Saudi Arabia’s Wadi AlFann launches Venice Art Biennale showcase ahead of book launch

DUBAI: Wadi AlFann, Saudi Arabia’s major new cultural destination for art, design and performance, is presenting a showcase titled “Journeys in Land Art, Towards Wadi AlFann, AlUla” during the 60th International Art Exhibition of La Biennale di Venezia.

The showcase spotlights the first five artists commissioned for Wadi AlFann: Manal AlDowayan, Agnes Denes, Michael Heizer, Ahmed Mater and James Turrell.

On April 19, Wadi AlFann Publications is also launching books by AlDowayan and US artist Mark Dion titled “Oasis of Stories” and “The Desert Field Guide.”
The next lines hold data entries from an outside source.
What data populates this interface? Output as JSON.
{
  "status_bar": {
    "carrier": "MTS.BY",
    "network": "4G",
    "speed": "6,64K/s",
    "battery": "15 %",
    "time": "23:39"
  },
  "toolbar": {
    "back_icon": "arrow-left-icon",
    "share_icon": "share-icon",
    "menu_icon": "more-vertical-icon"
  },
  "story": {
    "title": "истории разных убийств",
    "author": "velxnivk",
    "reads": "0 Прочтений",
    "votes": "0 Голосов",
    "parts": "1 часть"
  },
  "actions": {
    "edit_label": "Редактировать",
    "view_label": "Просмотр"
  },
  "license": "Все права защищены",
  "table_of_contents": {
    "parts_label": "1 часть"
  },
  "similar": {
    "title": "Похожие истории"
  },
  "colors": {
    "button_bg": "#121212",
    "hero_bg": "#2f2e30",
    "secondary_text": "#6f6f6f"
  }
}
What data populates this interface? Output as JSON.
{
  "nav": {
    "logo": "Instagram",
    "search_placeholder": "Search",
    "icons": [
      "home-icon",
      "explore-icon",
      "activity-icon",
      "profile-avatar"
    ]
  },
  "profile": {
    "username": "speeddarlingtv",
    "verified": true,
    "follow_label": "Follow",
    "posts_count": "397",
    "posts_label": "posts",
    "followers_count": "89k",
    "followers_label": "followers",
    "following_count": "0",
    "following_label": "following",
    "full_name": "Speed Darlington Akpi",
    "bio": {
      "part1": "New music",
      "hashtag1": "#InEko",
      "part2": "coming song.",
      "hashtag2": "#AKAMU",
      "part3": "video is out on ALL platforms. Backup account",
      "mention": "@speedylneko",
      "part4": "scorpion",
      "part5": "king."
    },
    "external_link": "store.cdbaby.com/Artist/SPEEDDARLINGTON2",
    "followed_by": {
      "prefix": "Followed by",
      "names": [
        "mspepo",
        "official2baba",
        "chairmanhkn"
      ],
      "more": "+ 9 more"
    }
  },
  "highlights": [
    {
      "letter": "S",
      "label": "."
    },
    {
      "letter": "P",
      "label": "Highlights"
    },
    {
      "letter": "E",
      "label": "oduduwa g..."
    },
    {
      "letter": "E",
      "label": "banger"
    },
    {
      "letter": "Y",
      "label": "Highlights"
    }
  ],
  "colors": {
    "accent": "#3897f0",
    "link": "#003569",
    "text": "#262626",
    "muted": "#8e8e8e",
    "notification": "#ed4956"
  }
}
The duo will host a panel discussion to delve into their books, exploring how participation is fundamental to their practice as well as delivering insights on the desert.

Wadi AlFann, AlUla. (Supplied)

Meanwhile, a series of renders, drawings, maquettes and interviews, including drawings gathered by AlDowayan — the artist representing Saudi Arabia at La Biennale di Venezia 2024 — through her participatory workshops with communities across AlUla, are being displayed at the event in Venice.

A series of studies by Mater revealing the artist’s plans for his Wadi AlFann commission titled “Ashab Al-Lal” are also on display.

The installation, inspired by the scientific and philosophical thinkers of the Islamic Golden Age, aims to explore the mythic space between subjective imagination and objective reality.

Nora Aldabal, executive director of arts and creative industries at the Royal Commission for AlUla, said in a statement: “We are delighted to introduce Wadi AlFann to Venice, during the 60th International Art Exhibition of La Biennale di Venezia, through the Wadi AlFann showcase.”

She added: “It provides a glimpse at the journey toward AlUla’s new global destination for land art. Visionary arts initiatives like Wadi AlFann play a crucial role in AlUla’s development strategy, and we cannot wait for you to see it in person.”

Guided tours will be available at the biennale from April 18-20 and from April 25-27.

Wadi AlFann will bring compelling artwork from around the world to AlUla, the desert region of northwest Saudi Arabia steeped in thousands of years of natural, historical and cultural heritage.